Presidential Librarym commemorates 180th anniversary of artist Ilya Repin

5 August 2024

"The skill is such that it is invisible!" - Lev Tolstoy once said about one of Ilya Repin's paintings. This skill was precisely what distinguished the artist, whose 180th anniversary is celebrated on August 5th.

Ilya Repin's gallery of images is amazing. His large-scale compositions, such as "Boatmen on the Volga" and "Zaporozhian Cossacks Writing a Letter to the Turkish Sultan," are impressive. Additionally, his portrait gallery of famous figures such as writers Lev Tolstoy and Leonid Andreev, actress Pelageya Strepetova, and composers Modest Mussorgsky and Dmitry Mendeleev, as well as chemist Nikolai Pirogov and surgeon Nikolay Ge, are also noteworthy.
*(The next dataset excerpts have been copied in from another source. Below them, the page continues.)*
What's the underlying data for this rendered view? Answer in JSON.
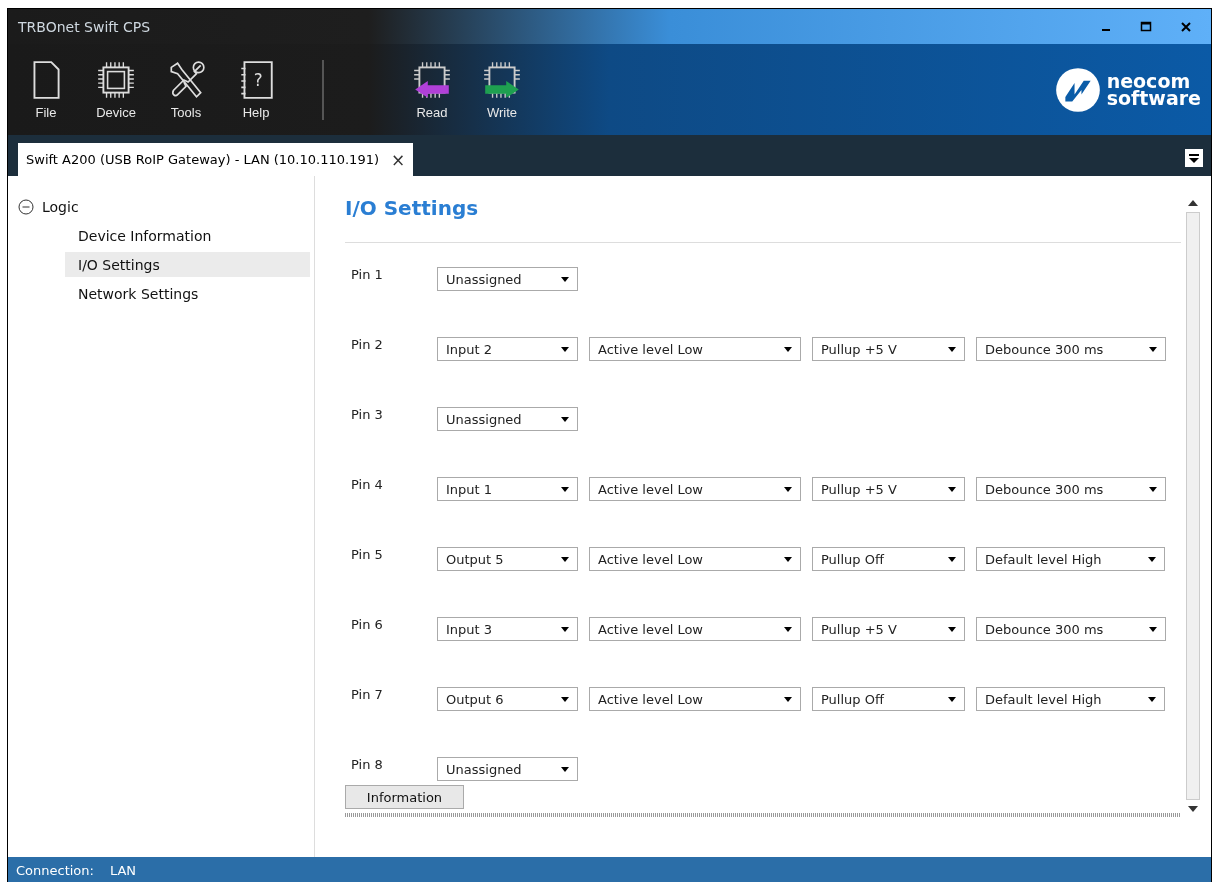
{
  "window": {
    "title": "TRBOnet Swift CPS"
  },
  "toolbar": {
    "groups": [
      [
        {
          "label": "File",
          "kind": "file"
        },
        {
          "label": "Device",
          "kind": "chip"
        },
        {
          "label": "Tools",
          "kind": "tools"
        },
        {
          "label": "Help",
          "kind": "help",
          "glyph": "?"
        }
      ],
      [
        {
          "label": "Read",
          "kind": "read"
        },
        {
          "label": "Write",
          "kind": "write"
        }
      ]
    ],
    "logo": {
      "line1": "neocom",
      "line2": "software"
    }
  },
  "tabs": [
    {
      "label": "Swift A200 (USB RoIP Gateway) - LAN (10.10.110.191)",
      "selected": true,
      "close": "×"
    }
  ],
  "sidebar": {
    "items": [
      {
        "label": "Logic",
        "expanded": true,
        "selected": false,
        "children": [
          {
            "label": "Device Information",
            "selected": false
          },
          {
            "label": "I/O Settings",
            "selected": true
          },
          {
            "label": "Network Settings",
            "selected": false
          }
        ]
      }
    ]
  },
  "content": {
    "title": "I/O Settings",
    "pins": [
      {
        "label": "Pin 1",
        "fields": [
          "Unassigned"
        ]
      },
      {
        "label": "Pin 2",
        "fields": [
          "Input 2",
          "Active level Low",
          "Pullup +5 V",
          "Debounce 300 ms"
        ]
      },
      {
        "label": "Pin 3",
        "fields": [
          "Unassigned"
        ]
      },
      {
        "label": "Pin 4",
        "fields": [
          "Input 1",
          "Active level Low",
          "Pullup +5 V",
          "Debounce 300 ms"
        ]
      },
      {
        "label": "Pin 5",
        "fields": [
          "Output 5",
          "Active level Low",
          "Pullup Off",
          "Default level High"
        ]
      },
      {
        "label": "Pin 6",
        "fields": [
          "Input 3",
          "Active level Low",
          "Pullup +5 V",
          "Debounce 300 ms"
        ]
      },
      {
        "label": "Pin 7",
        "fields": [
          "Output 6",
          "Active level Low",
          "Pullup Off",
          "Default level High"
        ]
      },
      {
        "label": "Pin 8",
        "fields": [
          "Unassigned"
        ]
      }
    ],
    "button": "Information"
  },
  "status_bar": {
    "label": "Connection:",
    "value": "LAN"
  }
}
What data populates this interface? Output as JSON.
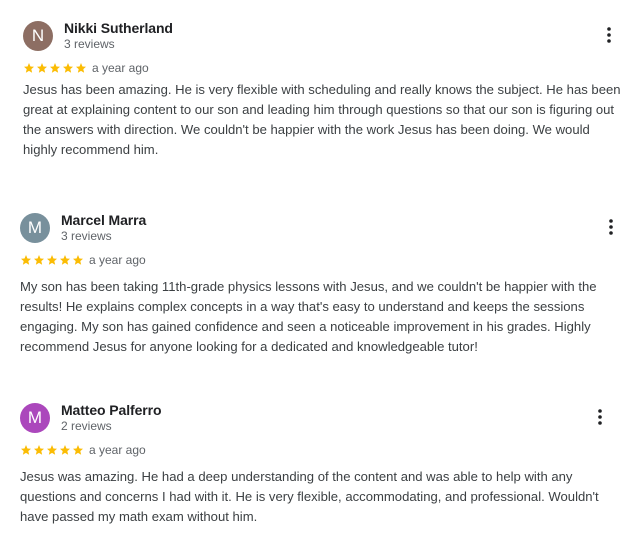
{
  "reviews": [
    {
      "avatar_letter": "N",
      "avatar_color": "#8d6e63",
      "name": "Nikki Sutherland",
      "review_count": "3 reviews",
      "rating": 5,
      "date": "a year ago",
      "text": "Jesus has been amazing. He is very flexible with scheduling and really knows the subject. He has been great at explaining content to our son and leading him through questions so that our son is figuring out the answers with direction. We couldn't be happier with the work Jesus has been doing. We would highly recommend him.",
      "menu_icon": "more-vert-icon"
    },
    {
      "avatar_letter": "M",
      "avatar_color": "#78909c",
      "name": "Marcel Marra",
      "review_count": "3 reviews",
      "rating": 5,
      "date": "a year ago",
      "text": "My son has been taking 11th-grade physics lessons with Jesus, and we couldn't be happier with the results! He explains complex concepts in a way that's easy to understand and keeps the sessions engaging. My son has gained confidence and seen a noticeable improvement in his grades. Highly recommend Jesus for anyone looking for a dedicated and knowledgeable tutor!",
      "menu_icon": "more-vert-icon"
    },
    {
      "avatar_letter": "M",
      "avatar_color": "#ab47bc",
      "name": "Matteo Palferro",
      "review_count": "2 reviews",
      "rating": 5,
      "date": "a year ago",
      "text": "Jesus was amazing. He had a deep understanding of the content and was able to help with any questions and concerns I had with it. He is very flexible, accommodating, and professional. Wouldn't have passed my math exam without him.",
      "menu_icon": "more-vert-icon"
    }
  ],
  "colors": {
    "star": "#fbbc04",
    "name": "#202124",
    "meta": "#5f6368",
    "body_text": "#3c4043"
  }
}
"Repin is a truly remarkable figure," the artist and art critic Igor Grabar wrote in his book Repin, published in 1933 as part of the "Lives of Wonderful People" series. He described Repin as an individual with an unusually diverse and contradictory personality, filled with feelings, thoughts, and statements that often led to confusion and even despair among his biographers. This was especially true for Repin, who was driven by intuitive impulses and possessed an infinite and rare personal charm.

Repin had an amazing talent - he was able to genuinely admire people. He generally loved talent in others, and the word "mediocrity" was one of the worst swear words in his vocabulary. This was written by Korney Chukovsky, who knew the artist for nearly a quarter of a century and wrote the preface to the book of Repin's memoirs, The Far Near (1944).

Chukovsky described Repin's ability to appreciate others' talents as being combined with the greatest, most natural modesty. The artist described himself as a "hardworking mediocre who made a lot of mistakes," and admitted that he was one of those people who didn't recognize their own talent in controversial matters.

Repin admitted that when he paints a portrait of someone, he falls in love with that person for a short period of time. He feels "a tenfold sense of benevolence towards them and some special, respectful tenderness." Repin was able to appreciate not only the physical features of the person, but also their character, "which revealed itself to him during that brief period of infatuation."

Lev Tolstoy in his fields or in his office at Yasnaya Polyana, Mikhail Glinka composing an opera, Anton Rubinstein conducting - all these extraordinary people were engaged in their daily activities in Repin's paintings. Athanasius Fet, who impressed Repin with his "ugly and truthful" appearance, and the "yellow-faced old man" Pisemsky, and the emaciated Musorgsky, had an ordinary, unremarkable appearance... "To understand nature in its essence, in its character - this is the main goal of the artist, whose solution determines everything. No idealization, no corrections, no nonsense!" - the art critic Nikolai Mashkovets wrote about the artist's work in the 1943 edition of I. Repin: A Brief Sketch of Life and Work (1844-1930).

In 1915, Korney Chukovsky introduced Mayakovsky to Repin, who treated with "fiery hatred" a group of artists he called "Futurists". Chukovsky described this encounter in his book "Repin, Bitter, Mayakovsky, Bryusov (1940)".

Although paintings and portraits came to Repin through great effort, drawing was like breathing for him. And it is unlikely, as Korney Chukovsky wrote, that there was a happier man on earth than Repin when he quickly sculpted reliefs of human faces with a pencil on paper. At that moment, there was an expression of joy in his eyes as if he had waited all his life to create that particular face.

When, with age, the artist felt that he could not hold a brush with his right hand, he began to learn to write with his left hand so as not to break away from painting for a minute. And when, due to senile weakness, Ilya could no longer hold the palette in his hands, he hung it like a stone around his neck with special straps and worked with this stone from morning to night…

You can learn more about the life and work of the Russian painter, professor, and full member of the Imperial Academy of Arts thanks to the electronic collection of the Presidential Library Ilya Repin (1844-1930). The collection includes digital copies of books, archival documents, letters and memoirs of the artist, articles from periodicals devoted to his life and work, as well as photographs of the early 20th century, postcards and reproductions of paintings.